Evaluating Efficiency and Effectiveness of Federated Learning Approaches in Knowledge Extraction Tasks

Federated Learning is a valuable instrument for building AI-based systems that preserve the privacy and security of sensitive data, based on the main concept of shifting no more the data to the edges but moving computations to data, avoiding the collection, sharing, and use of such data by third parties. More robust federated learning systems should be able of preventing malicious inference over both data exchanged during training and the final trained model while ensuring the resulting model also has acceptable predictive accuracy. This study proposes a preliminary analysis to investigate and evaluate the effectiveness and efficiency of a federated approach to ensure valid classification accuracy and data security. A real case study from the ANDROIDS project, concerning the application of machine learning-based systems for supporting mental-health disorders detection, was considered. Large amounts of sensitive patient information are collected, which must be obfuscated or anonymized to provide a preliminary level of protection. Unfortunately, the real bottleneck lies in the difficulty of extracting all sensitive data for anonymization, due to a lot of data to handle as well as the considerable effort required.
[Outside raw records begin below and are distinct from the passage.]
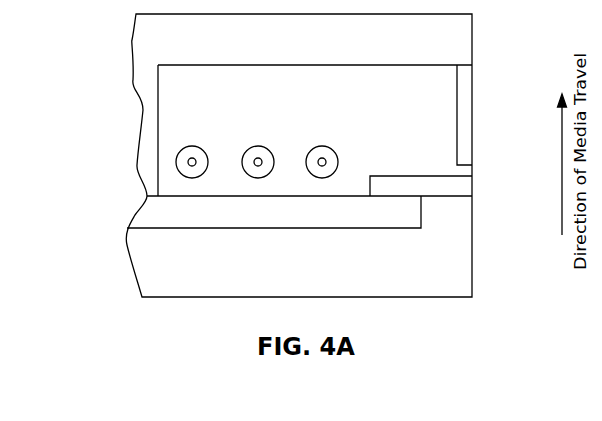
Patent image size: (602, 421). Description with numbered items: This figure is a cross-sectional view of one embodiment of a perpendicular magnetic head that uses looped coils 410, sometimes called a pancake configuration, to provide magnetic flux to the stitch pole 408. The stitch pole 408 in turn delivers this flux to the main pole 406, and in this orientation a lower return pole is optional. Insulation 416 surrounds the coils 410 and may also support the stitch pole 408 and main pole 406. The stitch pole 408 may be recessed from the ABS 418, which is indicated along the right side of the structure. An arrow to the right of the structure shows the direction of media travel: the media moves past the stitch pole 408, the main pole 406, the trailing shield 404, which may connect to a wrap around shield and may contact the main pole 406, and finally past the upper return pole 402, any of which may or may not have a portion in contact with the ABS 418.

The upper return pole 402 is at (315, 47).
The trailing shield 404 is at (472, 97).
The main pole 406 is at (472, 183).
The stitch pole 408 is at (274, 212).
The looped coils 410 is at (193, 146).
The insulation 416 is at (309, 130).
The ABS 418 is at (473, 30).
We propose a Natural Language Processing approach for sensitive knowledge detection and classification, performed by adopting a federated approach. Accuracy decay and latency introduced by applying a decentralized learning approach compared to the same task and data performed in a centralized way were evaluated. Preliminary results proved that effectiveness can be reached by a correct tuning of the federated algorithm and by choosing the right number of participants to the federation.